Questo è il nostro istinto di conservazione: vogliamo vivere e vivere a ogni costo, anche senza gli altri e magari contro gli altri. Siamo tutti malati di philautía, l’egoistico amore di noi stessi, e quando siamo offesi il nostro istinto è quello di difenderci attaccando, non diversamente dagli animali. Siamo tentati di rispondere al male con il male, alla violenza con la violenza, alimentando così una spirale di odio e di vendetta che ben presto finisce per mostrare la sua qualità mortifera. Noi esseri umani, in verità, sappiamo che per intraprendere il cammino di umanizzazione in vista di una vita piena di senso, di una vita segnata dalla qualità della convivenza, dobbiamo impedire la vittoria del male su di noi e la spirale di violenza che ne consegue: è qui che si colloca il perdono, che è innanzitutto, umanamente, un’interruzione del male, un porre un argine al male, un dire no a una logica di morte.
È significativo in questo senso che il Nome di Dio rivelato a Mosè sia: «Il Signore, il Signore, Dio misericordioso e compassionevole, lento all’ira e grande nell’amore e nella fedeltà, che conserva la sua grazia per mille generazioni, che perdona la colpa, la trasgressione e il peccato» (Es 34,6-7). E Gesù con tutta la sua vita ha cercato di narrarci questo volto di Dio fino a vivere lui stesso, in prima persona, il perdono fino all’estremo. Perdono donato anche ai suoi carnefici, ai suoi aguzzini, a quanti lo hanno condannato a morte, a quanti lo hanno angariato durante la sua esecuzione: «Padre, perdona loro perché non sanno né quello che dicono né quello che fanno» (cf. Lc 23,34). Proprio per aver ricevuto la testimonianza e l’insegnamento di Gesù, Paolo nella Lettera ai Romani ha potuto rivelarci Dio quale fonte di ogni perdono. Ascoltate questo straordinario annuncio dell’Apostolo:
Dio dimostra il suo amore verso di noi nel fatto che, mentre eravamo ancora peccatori, Cristo è morto per noi. A maggior ragione ora, giustificati nel suo sangue, saremo salvati dall’ira per mezzo di lui. Se infatti, quand’eravamo nemici, siamo stati riconciliati con Dio per mezzo della morte del Figlio suo, molto più, ora che siamo riconciliati, saremo salvati mediante la sua vita (Rm 5,8-10).
Si pensi a questa scandalosa simultaneità: mentre noi odiamo Dio, Dio ci ama e ci perdona; mentre noi siamo peccatori, Dio ci riconcilia con sé.
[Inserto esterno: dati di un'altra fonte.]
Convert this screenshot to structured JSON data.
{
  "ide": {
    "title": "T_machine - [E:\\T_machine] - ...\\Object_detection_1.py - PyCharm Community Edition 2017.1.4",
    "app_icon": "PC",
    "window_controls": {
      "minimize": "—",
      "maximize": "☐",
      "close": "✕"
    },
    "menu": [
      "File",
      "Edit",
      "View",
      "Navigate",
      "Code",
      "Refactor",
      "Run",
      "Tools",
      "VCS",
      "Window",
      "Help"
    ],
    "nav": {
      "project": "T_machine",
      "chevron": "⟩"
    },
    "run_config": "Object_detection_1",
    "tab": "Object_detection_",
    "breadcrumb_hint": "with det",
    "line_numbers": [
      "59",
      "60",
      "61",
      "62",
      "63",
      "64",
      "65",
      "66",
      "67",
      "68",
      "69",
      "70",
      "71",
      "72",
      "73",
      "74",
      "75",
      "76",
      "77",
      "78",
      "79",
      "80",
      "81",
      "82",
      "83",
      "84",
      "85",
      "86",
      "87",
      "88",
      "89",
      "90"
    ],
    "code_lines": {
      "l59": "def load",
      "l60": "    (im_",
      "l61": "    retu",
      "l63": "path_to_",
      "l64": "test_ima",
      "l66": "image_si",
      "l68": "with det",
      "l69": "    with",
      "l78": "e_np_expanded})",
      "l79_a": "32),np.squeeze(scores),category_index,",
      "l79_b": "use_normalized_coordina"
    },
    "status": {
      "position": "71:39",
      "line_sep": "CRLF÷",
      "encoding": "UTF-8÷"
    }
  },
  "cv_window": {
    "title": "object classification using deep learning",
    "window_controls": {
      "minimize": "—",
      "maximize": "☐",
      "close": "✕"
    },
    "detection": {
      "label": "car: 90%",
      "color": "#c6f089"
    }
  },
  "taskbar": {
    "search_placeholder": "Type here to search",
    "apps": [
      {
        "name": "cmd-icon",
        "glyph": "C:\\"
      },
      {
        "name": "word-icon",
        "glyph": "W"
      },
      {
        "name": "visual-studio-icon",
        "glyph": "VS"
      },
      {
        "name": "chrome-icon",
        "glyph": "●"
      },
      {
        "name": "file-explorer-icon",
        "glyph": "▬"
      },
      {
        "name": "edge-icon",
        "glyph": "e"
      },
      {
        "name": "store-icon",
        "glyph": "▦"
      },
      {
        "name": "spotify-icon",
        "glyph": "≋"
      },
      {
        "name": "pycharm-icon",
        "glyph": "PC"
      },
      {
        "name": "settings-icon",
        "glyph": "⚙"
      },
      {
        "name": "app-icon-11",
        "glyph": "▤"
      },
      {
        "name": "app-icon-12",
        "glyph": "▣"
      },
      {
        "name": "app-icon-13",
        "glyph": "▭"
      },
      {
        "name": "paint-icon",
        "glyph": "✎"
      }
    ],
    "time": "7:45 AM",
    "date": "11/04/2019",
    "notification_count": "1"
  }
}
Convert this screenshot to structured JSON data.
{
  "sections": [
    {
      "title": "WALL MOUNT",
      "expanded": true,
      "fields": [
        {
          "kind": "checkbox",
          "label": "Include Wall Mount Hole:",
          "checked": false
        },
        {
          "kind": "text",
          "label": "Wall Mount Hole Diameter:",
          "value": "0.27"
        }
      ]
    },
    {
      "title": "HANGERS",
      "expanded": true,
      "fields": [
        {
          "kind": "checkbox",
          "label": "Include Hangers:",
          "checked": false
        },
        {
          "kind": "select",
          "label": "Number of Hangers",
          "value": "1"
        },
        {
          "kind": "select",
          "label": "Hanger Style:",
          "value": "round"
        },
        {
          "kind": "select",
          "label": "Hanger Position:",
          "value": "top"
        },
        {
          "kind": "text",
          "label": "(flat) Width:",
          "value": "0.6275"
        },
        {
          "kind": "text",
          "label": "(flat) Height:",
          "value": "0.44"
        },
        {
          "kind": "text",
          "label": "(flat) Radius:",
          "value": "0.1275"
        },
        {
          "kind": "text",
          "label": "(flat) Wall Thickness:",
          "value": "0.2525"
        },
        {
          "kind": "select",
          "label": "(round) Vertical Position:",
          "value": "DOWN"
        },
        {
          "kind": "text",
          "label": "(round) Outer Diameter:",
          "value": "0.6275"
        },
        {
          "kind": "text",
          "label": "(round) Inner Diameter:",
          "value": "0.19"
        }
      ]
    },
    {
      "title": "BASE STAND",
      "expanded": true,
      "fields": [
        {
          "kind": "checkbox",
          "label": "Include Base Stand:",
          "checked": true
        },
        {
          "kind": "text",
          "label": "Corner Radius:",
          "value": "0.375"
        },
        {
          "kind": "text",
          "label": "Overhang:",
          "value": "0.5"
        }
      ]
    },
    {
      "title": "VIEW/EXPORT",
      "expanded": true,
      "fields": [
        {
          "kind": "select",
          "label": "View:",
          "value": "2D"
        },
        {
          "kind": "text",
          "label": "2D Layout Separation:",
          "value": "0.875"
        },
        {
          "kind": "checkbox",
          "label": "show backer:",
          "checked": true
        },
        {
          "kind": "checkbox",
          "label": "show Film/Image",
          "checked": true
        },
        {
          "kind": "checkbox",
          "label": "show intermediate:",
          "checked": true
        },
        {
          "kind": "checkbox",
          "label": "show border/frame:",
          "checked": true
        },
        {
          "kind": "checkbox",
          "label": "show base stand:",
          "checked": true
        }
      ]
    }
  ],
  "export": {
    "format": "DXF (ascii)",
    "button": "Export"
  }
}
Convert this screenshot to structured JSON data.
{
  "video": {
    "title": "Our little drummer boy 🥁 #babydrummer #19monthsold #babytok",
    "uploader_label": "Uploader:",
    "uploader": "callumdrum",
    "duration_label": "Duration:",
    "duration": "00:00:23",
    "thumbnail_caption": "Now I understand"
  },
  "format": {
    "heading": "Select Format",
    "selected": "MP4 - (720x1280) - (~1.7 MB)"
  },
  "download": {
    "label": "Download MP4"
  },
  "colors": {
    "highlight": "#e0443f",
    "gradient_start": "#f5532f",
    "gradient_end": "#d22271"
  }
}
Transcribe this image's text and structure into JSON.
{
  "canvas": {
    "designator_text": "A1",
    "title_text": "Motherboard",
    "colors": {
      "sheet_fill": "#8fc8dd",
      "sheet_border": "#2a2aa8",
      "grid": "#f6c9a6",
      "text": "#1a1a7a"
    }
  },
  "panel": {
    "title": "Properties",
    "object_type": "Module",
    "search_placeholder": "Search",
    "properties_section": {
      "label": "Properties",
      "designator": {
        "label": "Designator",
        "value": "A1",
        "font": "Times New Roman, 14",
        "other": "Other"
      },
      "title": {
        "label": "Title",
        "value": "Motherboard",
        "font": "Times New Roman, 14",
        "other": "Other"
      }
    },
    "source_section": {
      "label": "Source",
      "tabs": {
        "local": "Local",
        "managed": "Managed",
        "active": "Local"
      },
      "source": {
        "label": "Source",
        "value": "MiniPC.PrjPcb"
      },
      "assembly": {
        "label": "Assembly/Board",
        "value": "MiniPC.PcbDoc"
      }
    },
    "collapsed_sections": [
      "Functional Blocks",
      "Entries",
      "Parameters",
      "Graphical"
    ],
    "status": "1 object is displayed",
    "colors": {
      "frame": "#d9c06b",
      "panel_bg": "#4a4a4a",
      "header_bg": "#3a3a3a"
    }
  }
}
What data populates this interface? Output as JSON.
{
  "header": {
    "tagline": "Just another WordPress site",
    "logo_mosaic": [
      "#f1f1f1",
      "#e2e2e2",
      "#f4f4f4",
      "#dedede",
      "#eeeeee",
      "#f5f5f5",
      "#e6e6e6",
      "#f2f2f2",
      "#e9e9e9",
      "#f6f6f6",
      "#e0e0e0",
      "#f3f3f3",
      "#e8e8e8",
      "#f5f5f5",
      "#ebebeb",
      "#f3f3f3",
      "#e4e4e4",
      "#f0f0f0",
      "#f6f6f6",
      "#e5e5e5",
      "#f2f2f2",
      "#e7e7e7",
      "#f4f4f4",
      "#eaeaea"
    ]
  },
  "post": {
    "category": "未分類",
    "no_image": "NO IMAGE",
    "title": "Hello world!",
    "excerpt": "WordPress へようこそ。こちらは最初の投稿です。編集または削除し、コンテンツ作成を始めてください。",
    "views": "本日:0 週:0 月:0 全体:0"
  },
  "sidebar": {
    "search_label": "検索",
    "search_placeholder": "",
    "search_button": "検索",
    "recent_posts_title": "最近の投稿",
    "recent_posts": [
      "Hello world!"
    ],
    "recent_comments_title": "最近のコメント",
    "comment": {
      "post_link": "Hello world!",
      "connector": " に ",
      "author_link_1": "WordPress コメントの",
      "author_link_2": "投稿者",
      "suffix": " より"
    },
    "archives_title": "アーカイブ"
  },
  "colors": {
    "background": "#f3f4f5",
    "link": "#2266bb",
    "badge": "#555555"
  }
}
Questo è il cristianesimo, a tal punto che Hannah Arendt, una filosofa ebrea e non credente, è giunta a scrivere: «A scoprire il ruolo del perdono nell’ambito delle relazioni umane fu Gesù di Nazaret». Questo è lo scandalo della croce di Cristo (cf. 1Cor 1,23), e solo nella folle logica della croce (cf. 1Cor 1,18.23.25) si può comprendere il perdono di Dio verso di noi, e quindi il nostro perdono verso noi stessi e gli altri.
Il male commesso è irreversibile, resta male anche dopo il perdono, ma può essere trasceso. Con il perdono, chi ha subìto il male irreversibile ricrea le condizioni per un nuovo inizio nella relazione con l’altro: questa è l’azione dello Spirito santo il quale – come recita l’orazione Super oblata del sabato della VII settimana di Pasqua – «è la remissione dei peccati» (Quia ipse [Spiritus sanctus] est remissio omnium peccatorum), è il perdono che ricrea vita là dove c’è morte, che rimette in piedi chi è caduto, che fa di un peccatore una nuova creatura.
Sì, il perdono attesta che l’ultima parola non spetta al male commesso, ma alla grazia, all’amore!